Monday, January 7, 2013

Ventura to Santa Barbara

Summer Solstice Parade, Santa Barbara, California
Thirty miles is not enough distance between stops, unless that's how far it is to Santa Barbara and lunch is calling. Another of Father Junipero Serra's mission towns (the mission was founded two years after his death), Santa Barbara is famous for its Spanish Colonial Revival architecture and burgeoning wine industry.

The architecture resulted from reforms introduced when rebuilding the city after a June 1925 earthquake. The wine came later.

Although grapes have been a part of the landscape since the time of Serra, modern winemaking didn't begin until 1962. The industry took off in the 1990s and received an additional boost from the 2004 movie Sideways, which chronicles the misadventures of a lost soul from San Diego and his old college buddy, who spend their days stumbling about area wineries.

We are not lost, we are just having trouble finding State Street. The main artery of Santa Barbara eludes us as we zig-zag along tree-laden, one-way avenues, admiring red tile roofs.

An easier way is to ride the Pacific Surfliner here, eat lunch at one of the beachside cafes, and then return home. It takes all day, but as a friend once noted, Telegraph Brewing Company is less than a mile walk from the Amtrak station. What's the hurry?

If you catch the 6:43 train from Solana Beach north of San Diego, you'll be in Santa Barbara by noon. Take the 4:35 train back, and you're home by 10 p.m. Spring a little extra for business class to get a seat upstairs, extra leg room, and free snacks.

But that's a different trip. Now we are driving. After several near misses, we turn a corner and see the wall of people that is State Street. It is closed to traffic because today is the summer solstice and there is a parade. I hate a parade.

Coming to see this is no more a part of the plan than is stopping for salads at D'Vine, but life is full of happy accidents (“Buenaventura”) and here we are. Sandra orders the ahi–perfectly seared, raw in the middle–while I enjoy the more thoroughly cooked but equally delicious grilled salmon.

The parade happens. This is a college town near the beach. Spectators show off tattoos, piercings, and crazy hair. They wear Dead Milkmen and Evil Dead T-shirts. They are beautiful, smiling and laughing and clapping their hands as motorless floats pass.

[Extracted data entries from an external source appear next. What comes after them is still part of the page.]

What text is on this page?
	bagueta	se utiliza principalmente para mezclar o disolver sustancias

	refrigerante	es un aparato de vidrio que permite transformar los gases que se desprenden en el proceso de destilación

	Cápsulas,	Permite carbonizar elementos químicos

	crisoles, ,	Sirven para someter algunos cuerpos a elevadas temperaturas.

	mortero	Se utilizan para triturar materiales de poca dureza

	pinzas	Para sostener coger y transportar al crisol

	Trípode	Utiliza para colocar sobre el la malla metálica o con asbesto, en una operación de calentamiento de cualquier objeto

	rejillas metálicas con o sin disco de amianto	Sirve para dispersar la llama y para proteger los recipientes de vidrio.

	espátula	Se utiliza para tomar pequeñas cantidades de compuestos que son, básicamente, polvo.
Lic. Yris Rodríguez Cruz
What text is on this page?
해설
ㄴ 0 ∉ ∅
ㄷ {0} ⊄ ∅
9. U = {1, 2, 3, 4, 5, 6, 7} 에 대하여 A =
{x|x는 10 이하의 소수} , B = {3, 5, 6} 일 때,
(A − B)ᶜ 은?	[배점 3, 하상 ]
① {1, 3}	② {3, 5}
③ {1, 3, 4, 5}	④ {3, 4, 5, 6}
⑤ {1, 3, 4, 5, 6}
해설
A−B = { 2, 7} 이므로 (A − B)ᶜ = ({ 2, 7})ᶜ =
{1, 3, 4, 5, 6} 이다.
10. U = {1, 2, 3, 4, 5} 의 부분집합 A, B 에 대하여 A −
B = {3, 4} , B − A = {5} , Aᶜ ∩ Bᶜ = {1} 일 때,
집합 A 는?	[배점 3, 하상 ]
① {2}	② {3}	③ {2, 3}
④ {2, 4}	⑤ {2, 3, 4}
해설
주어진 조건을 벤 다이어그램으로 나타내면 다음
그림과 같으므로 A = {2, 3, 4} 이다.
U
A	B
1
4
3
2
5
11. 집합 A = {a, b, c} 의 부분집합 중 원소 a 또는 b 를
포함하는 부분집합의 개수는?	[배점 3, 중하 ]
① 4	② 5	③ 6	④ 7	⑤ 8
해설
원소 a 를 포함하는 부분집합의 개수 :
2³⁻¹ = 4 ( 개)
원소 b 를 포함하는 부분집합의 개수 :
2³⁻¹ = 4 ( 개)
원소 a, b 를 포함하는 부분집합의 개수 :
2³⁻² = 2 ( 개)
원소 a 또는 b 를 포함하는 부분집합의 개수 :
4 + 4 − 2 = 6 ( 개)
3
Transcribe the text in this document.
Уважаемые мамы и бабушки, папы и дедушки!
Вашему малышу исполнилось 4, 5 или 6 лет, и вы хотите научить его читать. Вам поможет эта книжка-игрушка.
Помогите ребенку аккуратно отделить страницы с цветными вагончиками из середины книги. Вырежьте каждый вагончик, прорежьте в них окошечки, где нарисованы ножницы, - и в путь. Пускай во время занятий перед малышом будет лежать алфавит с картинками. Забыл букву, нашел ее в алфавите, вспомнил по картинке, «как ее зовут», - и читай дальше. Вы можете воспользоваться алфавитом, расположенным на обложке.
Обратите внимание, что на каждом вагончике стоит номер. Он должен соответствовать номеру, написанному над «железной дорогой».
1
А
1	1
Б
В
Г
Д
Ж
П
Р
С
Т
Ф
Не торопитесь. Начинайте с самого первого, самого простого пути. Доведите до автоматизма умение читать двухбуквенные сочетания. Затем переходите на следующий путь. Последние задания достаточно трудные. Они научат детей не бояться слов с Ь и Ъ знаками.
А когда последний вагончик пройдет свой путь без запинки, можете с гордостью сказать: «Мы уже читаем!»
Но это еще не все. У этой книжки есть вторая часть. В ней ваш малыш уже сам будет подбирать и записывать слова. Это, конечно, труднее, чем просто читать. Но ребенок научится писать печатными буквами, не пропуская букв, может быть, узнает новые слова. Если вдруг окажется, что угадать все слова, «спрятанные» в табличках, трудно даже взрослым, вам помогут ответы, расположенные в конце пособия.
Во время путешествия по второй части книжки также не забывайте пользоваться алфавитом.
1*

Participants are no less beautiful. There are roller skaters, pirates, and mermaids. There are giant cartoon animals: A penguin, a pig, a flamingo, an owl that turns its head 360 degrees. There are Brazilian drummers, dancing girls with pink headdresses, marching bands. Who could hate this?

Our tight schedule means we must leave too soon. The street behind us remains in a state of organized chaos, music blaring, people cheering and laughing. The bustle distracts us and it isn't until we are back on US-101, maybe 20 miles north, that we realize we have forgotten something important: Dessert.